A campanha pelo Tietê teve repercussão internacional. Lembro-me o dia em que recebi em minha sala um embasbacado repórter da BBC. Ao entrevistar-me, ele mesmo comparou nossa campanha à do Tâmisa. Pouco depois, a ONU publicou um relatório destacando os avanços na despoluição.

cronologia da campanha da eldorado pelo Tietê
Arquivo do Estadão e a cronologia do sonho de dona Angelina Basílio, presidente da escola de samba Rosas de Ouro, que deu certo.

A dimensão da campanha aparece também nos números demonstrando a eficiência extraordinária da SOS. Mais de US$ 4 bilhões foram investidos na maior obra de saneamento já feita no Brasil, com mais de 20 milhões de pessoas beneficiadas. Para Malu Ribeiro, a campanha do Tietê foi “a melhor campanha ambiental que o Brasil já teve” e também precursora da Política Nacional de Recursos Hídricos.

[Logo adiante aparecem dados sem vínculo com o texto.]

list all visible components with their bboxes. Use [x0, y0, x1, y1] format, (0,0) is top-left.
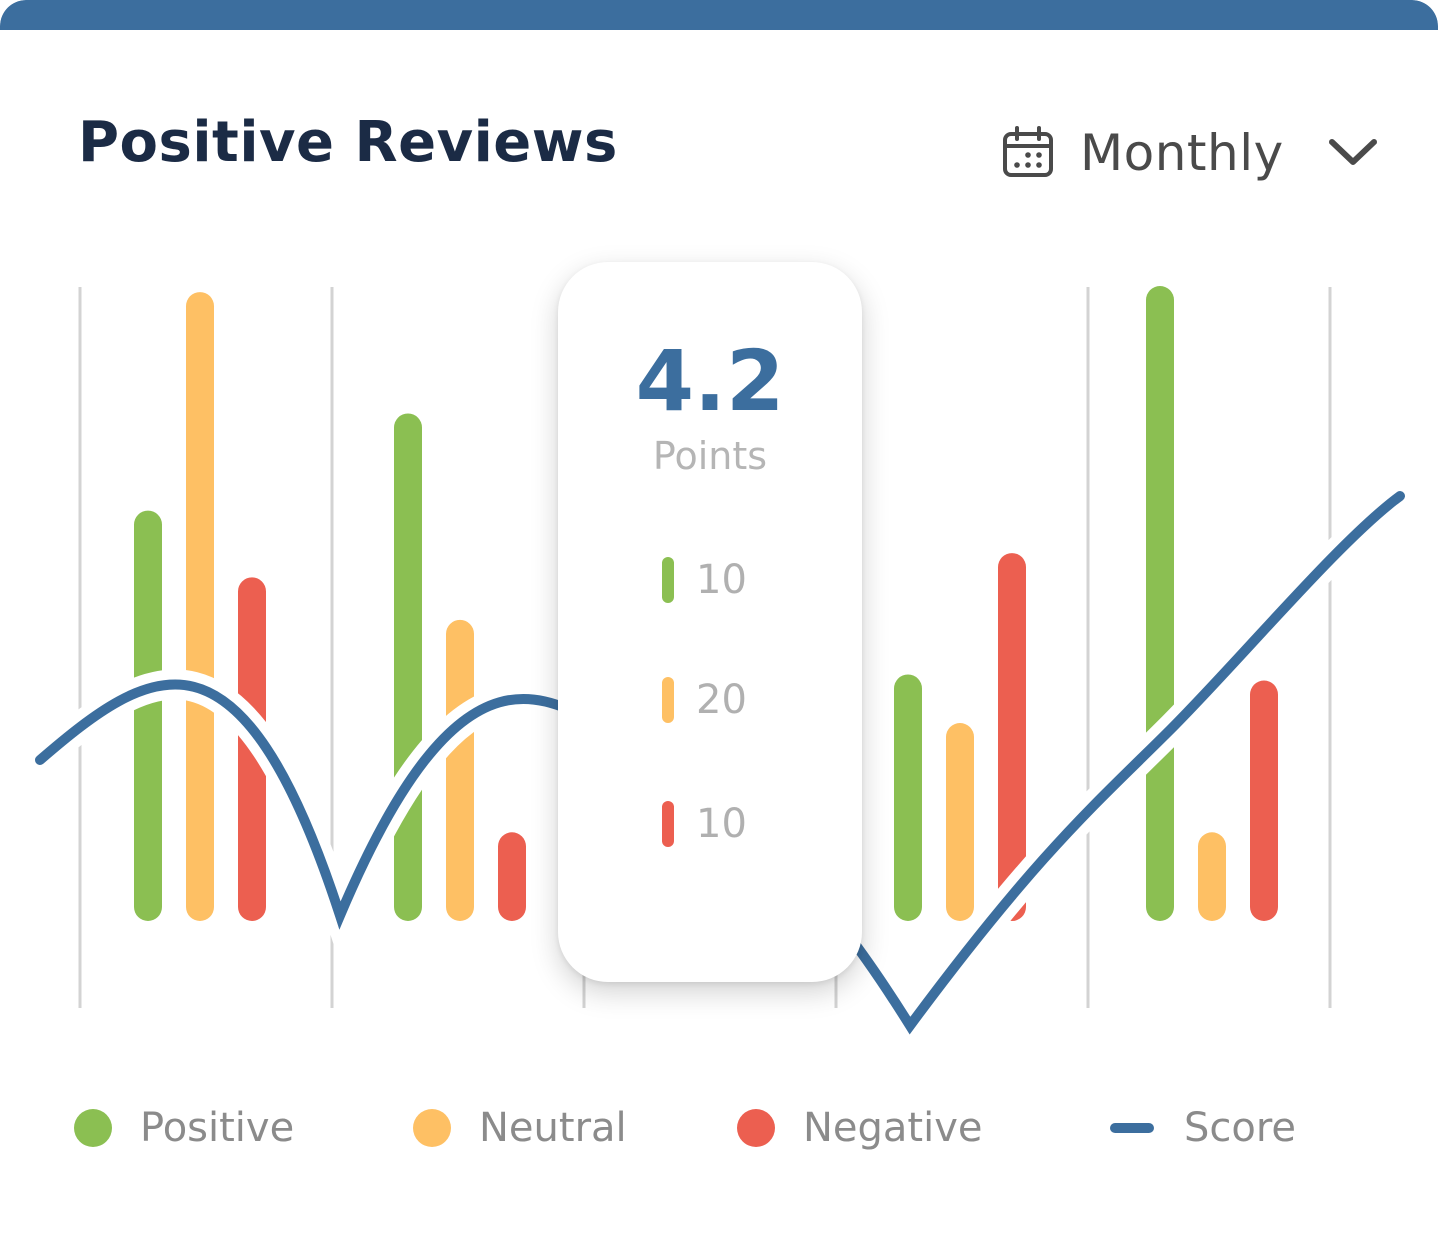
legend-positive-swatch	[74, 1109, 112, 1147]
card-title: Positive Reviews	[78, 110, 618, 175]
tooltip-score-unit: Points	[652, 434, 768, 478]
score-tooltip: 4.2 Points 10 20 10	[558, 262, 862, 982]
legend-score-swatch	[1110, 1123, 1154, 1133]
legend-negative-swatch	[737, 1109, 775, 1147]
legend-score[interactable]: Score	[1110, 1100, 1296, 1156]
period-dropdown[interactable]: Monthly	[1000, 118, 1390, 188]
tooltip-neutral-value: 20	[696, 677, 747, 723]
tooltip-row-neutral: 20	[662, 674, 747, 726]
period-label: Monthly	[1080, 124, 1284, 182]
tooltip-neutral-marker	[662, 677, 674, 723]
tooltip-positive-value: 10	[696, 557, 747, 603]
legend-neutral-swatch	[413, 1109, 451, 1147]
legend-neutral-label: Neutral	[479, 1105, 627, 1151]
tooltip-row-negative: 10	[662, 798, 747, 850]
tooltip-positive-marker	[662, 557, 674, 603]
legend-neutral[interactable]: Neutral	[413, 1100, 627, 1156]
legend-positive[interactable]: Positive	[74, 1100, 294, 1156]
chevron-down-icon	[1329, 139, 1377, 165]
tooltip-negative-marker	[662, 801, 674, 847]
legend-positive-label: Positive	[140, 1105, 295, 1151]
legend-score-label: Score	[1184, 1105, 1297, 1151]
legend-negative-label: Negative	[803, 1105, 983, 1151]
tooltip-score-value: 4.2	[635, 332, 785, 430]
tooltip-negative-value: 10	[696, 801, 747, 847]
tooltip-row-positive: 10	[662, 554, 747, 606]
legend-negative[interactable]: Negative	[737, 1100, 983, 1156]
card-top-accent	[0, 0, 1438, 30]
calendar-icon	[1003, 126, 1053, 177]
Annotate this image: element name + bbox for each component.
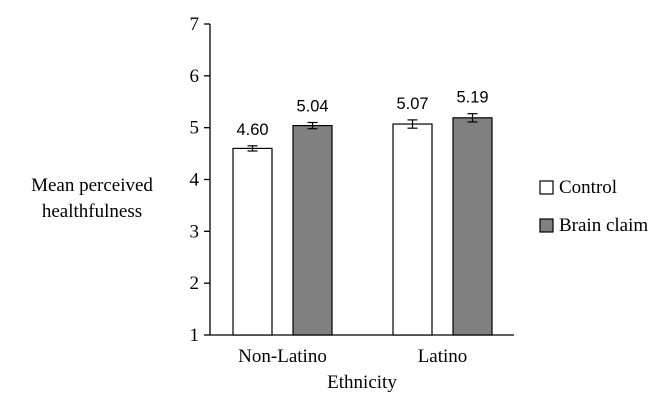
y-tick-label: 5 xyxy=(190,118,200,139)
data-label: 4.60 xyxy=(236,121,268,139)
bars xyxy=(232,113,493,336)
y-tick-label: 3 xyxy=(190,221,200,242)
data-label: 5.04 xyxy=(296,97,328,115)
data-label: 5.07 xyxy=(396,95,428,113)
legend-label: Brain claim xyxy=(559,215,648,236)
bar xyxy=(292,124,333,336)
legend-swatch xyxy=(539,218,554,233)
y-axis-title-line: healthfulness xyxy=(42,201,142,222)
legend-swatch xyxy=(539,180,554,195)
x-tick-label: Non-Latino xyxy=(238,346,327,367)
data-label: 5.19 xyxy=(456,89,488,107)
x-axis-title: Ethnicity xyxy=(327,372,397,393)
y-tick-label: 4 xyxy=(190,170,200,191)
labels: 1 2 3 4 5 6 7 4.60 5.04 Non-Latino 5.07 5.19 Latino E… xyxy=(31,14,488,393)
y-tick-label: 1 xyxy=(190,325,200,346)
bar xyxy=(392,123,433,336)
legend: Control Brain claim xyxy=(539,177,648,236)
bar xyxy=(452,117,493,336)
y-axis-title-line: Mean perceived xyxy=(31,175,153,196)
y-tick-label: 6 xyxy=(190,66,200,87)
y-tick-label: 2 xyxy=(190,273,200,294)
legend-label: Control xyxy=(559,177,617,198)
y-tick-label: 7 xyxy=(190,14,200,35)
bar xyxy=(232,147,273,336)
x-tick-label: Latino xyxy=(418,346,468,367)
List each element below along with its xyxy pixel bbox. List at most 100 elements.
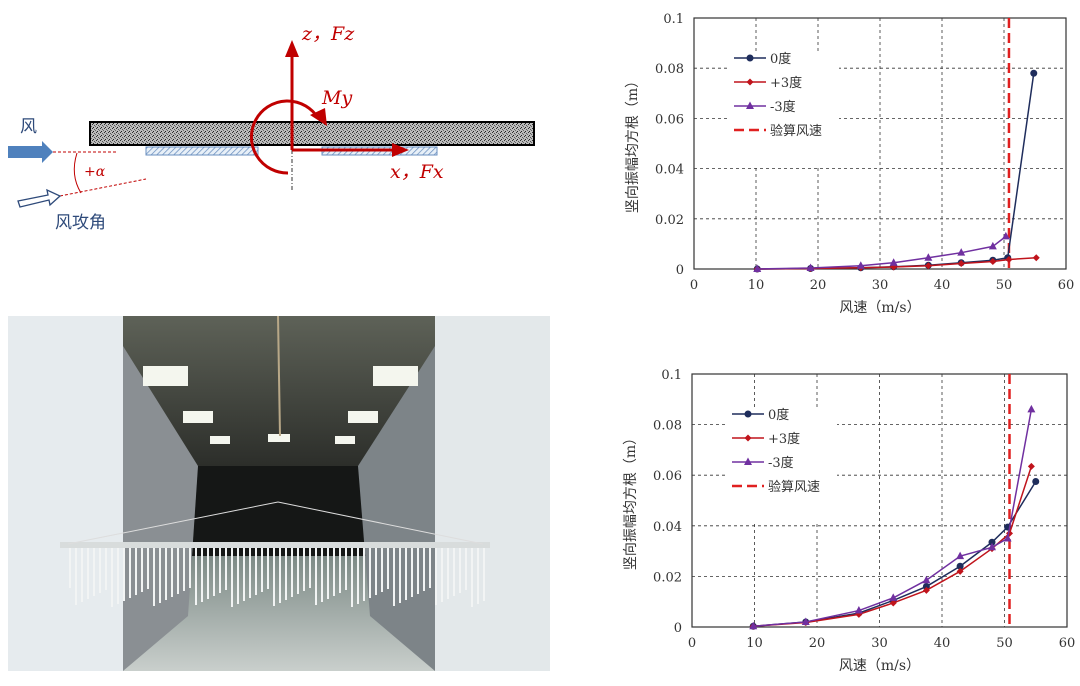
data-point [957, 259, 965, 267]
data-point [988, 538, 996, 546]
data-point [924, 262, 932, 270]
data-point [988, 542, 996, 551]
x-tick-label: 60 [1059, 636, 1076, 651]
data-point [1001, 231, 1010, 240]
legend-marker [746, 54, 754, 62]
x-axis-label: 风速（m/s） [839, 658, 920, 674]
legend-marker [746, 78, 754, 86]
data-point [988, 241, 997, 250]
attack-direction-line [59, 178, 147, 197]
x-tick-label: 20 [810, 278, 827, 293]
legend-label: +3度 [770, 75, 802, 91]
plot-frame [691, 373, 1068, 628]
legend-label: 0度 [770, 51, 791, 67]
force-diagram: z，Fz x，Fx My 风 +α 风攻角 [8, 23, 535, 233]
x-axis-label: 风速（m/s） [839, 300, 920, 316]
data-point [856, 261, 865, 269]
data-point [1006, 529, 1013, 537]
legend-label: -3度 [768, 455, 794, 471]
y-tick-label: 0.02 [655, 213, 684, 228]
x-tick-label: 0 [688, 636, 696, 651]
data-point [854, 606, 863, 614]
bridge-model-deck [60, 542, 490, 548]
chart-top: 0 10 20 30 40 50 60 0 0.02 0.04 0.06 0.08 0.1 0度 +3度 -3… [625, 12, 1075, 316]
x-arrowhead-icon [392, 143, 409, 157]
legend-marker [744, 410, 752, 418]
y-tick-label: 0.06 [655, 112, 684, 127]
z-arrowhead-icon [285, 40, 299, 57]
y-tick-label: 0.08 [653, 419, 682, 434]
y-tick-label: 0 [676, 263, 684, 278]
data-point [1027, 404, 1036, 413]
data-point [1027, 462, 1035, 470]
x-tick-label: 10 [746, 636, 763, 651]
wind-tunnel-photo [8, 316, 550, 671]
chart-bottom: 0 10 20 30 40 50 60 0 0.02 0.04 0.06 0.08 0.1 0度 +3度 -3… [623, 368, 1076, 674]
data-point [889, 258, 898, 266]
x-label: x，Fx [390, 161, 444, 183]
angle-arc [73, 152, 82, 194]
attack-angle-label: 风攻角 [55, 213, 106, 233]
x-tick-label: 10 [748, 278, 765, 293]
x-tick-label: 60 [1058, 278, 1075, 293]
data-point [801, 617, 810, 625]
data-point [1032, 478, 1040, 486]
data-point [956, 567, 964, 575]
series-line-2 [757, 235, 1007, 270]
legend-marker [744, 457, 752, 465]
legend-background [729, 53, 839, 168]
data-point [989, 257, 997, 265]
x-tick-label: 30 [872, 278, 889, 293]
moment-arc [249, 99, 320, 175]
x-tick-label: 50 [996, 278, 1013, 293]
y-axis-label: 竖向振幅均方根（m） [623, 431, 639, 570]
y-tick-label: 0 [674, 621, 682, 636]
data-point [855, 610, 863, 618]
legend-label: 0度 [768, 407, 789, 423]
data-point [956, 551, 965, 560]
data-point [889, 599, 897, 607]
data-point [957, 248, 966, 256]
x-tick-label: 20 [809, 636, 826, 651]
z-label: z，Fz [301, 23, 355, 45]
y-tick-label: 0.02 [653, 570, 682, 585]
legend-label: -3度 [770, 99, 796, 115]
y-axis-label: 竖向振幅均方根（m） [625, 74, 641, 213]
data-point [922, 575, 931, 584]
x-tick-label: 40 [934, 278, 951, 293]
x-tick-label: 0 [690, 278, 698, 293]
y-tick-label: 0.1 [661, 368, 682, 383]
moment-label: My [321, 87, 352, 109]
y-tick-label: 0.04 [653, 520, 682, 535]
y-tick-label: 0.1 [663, 12, 684, 27]
legend-label: +3度 [768, 431, 800, 447]
data-point [1005, 255, 1013, 263]
x-tick-label: 40 [934, 636, 951, 651]
data-point [1030, 69, 1038, 77]
data-point [749, 621, 758, 630]
data-point [889, 593, 898, 601]
y-tick-label: 0.08 [655, 62, 684, 77]
data-point [1003, 533, 1012, 542]
plot-frame [693, 17, 1067, 270]
legend-marker [744, 434, 752, 442]
x-tick-label: 50 [996, 636, 1013, 651]
wind-arrow-icon [8, 141, 53, 163]
data-point [922, 583, 930, 591]
data-point [924, 253, 933, 261]
data-point [806, 263, 815, 271]
angle-label: +α [84, 164, 106, 180]
x-tick-label: 30 [871, 636, 888, 651]
y-tick-label: 0.04 [655, 163, 684, 178]
legend-label: 验算风速 [770, 123, 822, 139]
y-tick-label: 0.06 [653, 469, 682, 484]
moment-arrowhead-icon [310, 108, 327, 126]
data-point [1032, 254, 1040, 262]
wind-label: 风 [20, 117, 37, 137]
data-point [753, 264, 762, 272]
deck-strip-left [145, 146, 259, 156]
legend-label: 验算风速 [768, 479, 820, 495]
bridge-deck [89, 121, 535, 146]
data-point [956, 562, 964, 570]
legend-marker [746, 101, 754, 109]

Exemplo de eficiência da SOS Mata Atlântica

Este, portanto, é outro exemplo de eficiência da ONG. A campanha poderia ter terminado com a entrega das assinaturas. Mas não, tornou-se  método, acompanhamento e cobrança. A SOS entendeu que cidadania ambiental não vive apenas de protesto. Vive de continuidade.

Serra do Mar,  PR

Agora, o Atlas mostra o melhor resultado em décadas: a Mata Atlântica chegou perto do desmatamento zero. A vitória não pertence apenas à ONG. Pertence também à sociedade que cobrou, aos técnicos que mediram, à imprensa que divulgou e ao poder público que, pressionado, teve de agir. Mas a SOS Mata Atlântica merece o aplauso principal. Sem método, persistência e credibilidade, essa história dificilmente teria chegado até aqui.